意外だった。彼も、結麻ちゃんの「外見だけ」を好きなのだと思ってた。
(でも、違った)
むしろ逆だ。最初に結麻ちゃんの中身をいいなって思って、そのあと外見も好きになったんだ。
「あのさ、ひとつ質問してもいい?」
「おう、なんだ?」
「もし、間中くんが吹奏楽部員だったら、朝練のとき結麻ちゃんと一緒に掃除する?」
「当たり前だろ」
悩むことなく、間中くんはにぱっと笑った。
「楽器も音楽室も大事! 掃除するの当然! それに、池沢先輩ひとりより俺とふたりのほうが早く片付くだろ」
「まあ、そうだね」
それに、結麻ちゃんとふたりきになれるチャンスだ。つまり、間中くんからすれば、いわゆる「おいしい状況」ってヤツ──
「もちろん、俺が図書委員だったら、佐島の手伝いもするぞ」
──え?
「ここの掃除! 佐島がしてんだろ?」
「……なんで?」
「ここ、カビくさいけど、ほこりとかぜんぜんないじゃん。

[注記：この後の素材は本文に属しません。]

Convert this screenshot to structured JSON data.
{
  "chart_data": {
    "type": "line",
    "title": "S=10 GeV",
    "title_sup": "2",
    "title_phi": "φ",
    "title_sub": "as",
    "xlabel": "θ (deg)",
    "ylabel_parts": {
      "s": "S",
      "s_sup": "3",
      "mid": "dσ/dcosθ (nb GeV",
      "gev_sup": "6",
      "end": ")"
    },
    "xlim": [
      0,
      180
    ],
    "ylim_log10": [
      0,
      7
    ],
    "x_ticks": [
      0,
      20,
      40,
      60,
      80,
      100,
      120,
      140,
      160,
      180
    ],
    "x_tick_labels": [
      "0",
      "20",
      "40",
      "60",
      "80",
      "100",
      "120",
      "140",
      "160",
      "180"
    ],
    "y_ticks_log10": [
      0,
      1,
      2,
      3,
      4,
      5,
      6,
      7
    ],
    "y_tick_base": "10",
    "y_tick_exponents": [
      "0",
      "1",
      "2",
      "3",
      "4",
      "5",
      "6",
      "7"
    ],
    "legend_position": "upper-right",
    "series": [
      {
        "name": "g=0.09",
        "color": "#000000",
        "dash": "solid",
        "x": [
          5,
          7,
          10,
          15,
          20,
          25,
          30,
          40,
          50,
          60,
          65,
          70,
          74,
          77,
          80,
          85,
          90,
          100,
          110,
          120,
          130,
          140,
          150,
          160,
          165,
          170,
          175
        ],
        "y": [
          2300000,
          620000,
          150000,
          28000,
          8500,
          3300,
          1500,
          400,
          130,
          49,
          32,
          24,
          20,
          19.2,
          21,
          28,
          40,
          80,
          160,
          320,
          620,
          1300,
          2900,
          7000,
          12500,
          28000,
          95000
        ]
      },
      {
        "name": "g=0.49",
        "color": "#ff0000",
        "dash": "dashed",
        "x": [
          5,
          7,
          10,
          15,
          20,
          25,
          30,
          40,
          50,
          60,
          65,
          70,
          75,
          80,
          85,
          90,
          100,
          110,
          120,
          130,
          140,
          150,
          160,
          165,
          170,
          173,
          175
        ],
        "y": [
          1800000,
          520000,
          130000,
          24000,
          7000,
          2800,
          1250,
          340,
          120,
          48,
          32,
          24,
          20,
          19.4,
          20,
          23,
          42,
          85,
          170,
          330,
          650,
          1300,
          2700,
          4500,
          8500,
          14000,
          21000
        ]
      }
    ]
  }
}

ここにくるの、佐島だけなんだろ?」
そのとおりだ。私ばかりがここに足を運んでいて、だからついでに掃除をしていたのだ。
放っておくと、すぐに書棚にほこりがたまるから。
それじゃ、本が可哀想だったから。
改めて、間中くんを見た。大きな目が、三日月を倒したみたいな形で私を見ていた。
「わかった。協力する」
「へっ……?」
「結麻ちゃんとうまくいくよう、協力してあげる」
間中くんは、またもや「ふえっ」とへんな声をあげたあと
「マジで!? マジでマジでマジで!?」
「うん」
「やったぁっ! サンキュ、佐島!」
大きな両手が、ギュッと私の右手を包んだ。
それから力任せにブンブンと振りまわしてきた。
「痛っ……ちぎれる! ちぎれるから!」
「ハハッ、悪い悪い!」
そんなわけで、私は間中くんの恋に協力することになった。
正直あまり気が進まないけど、まあ、仕方ないかなって。
なにせ、私たちは「友達」なんだから。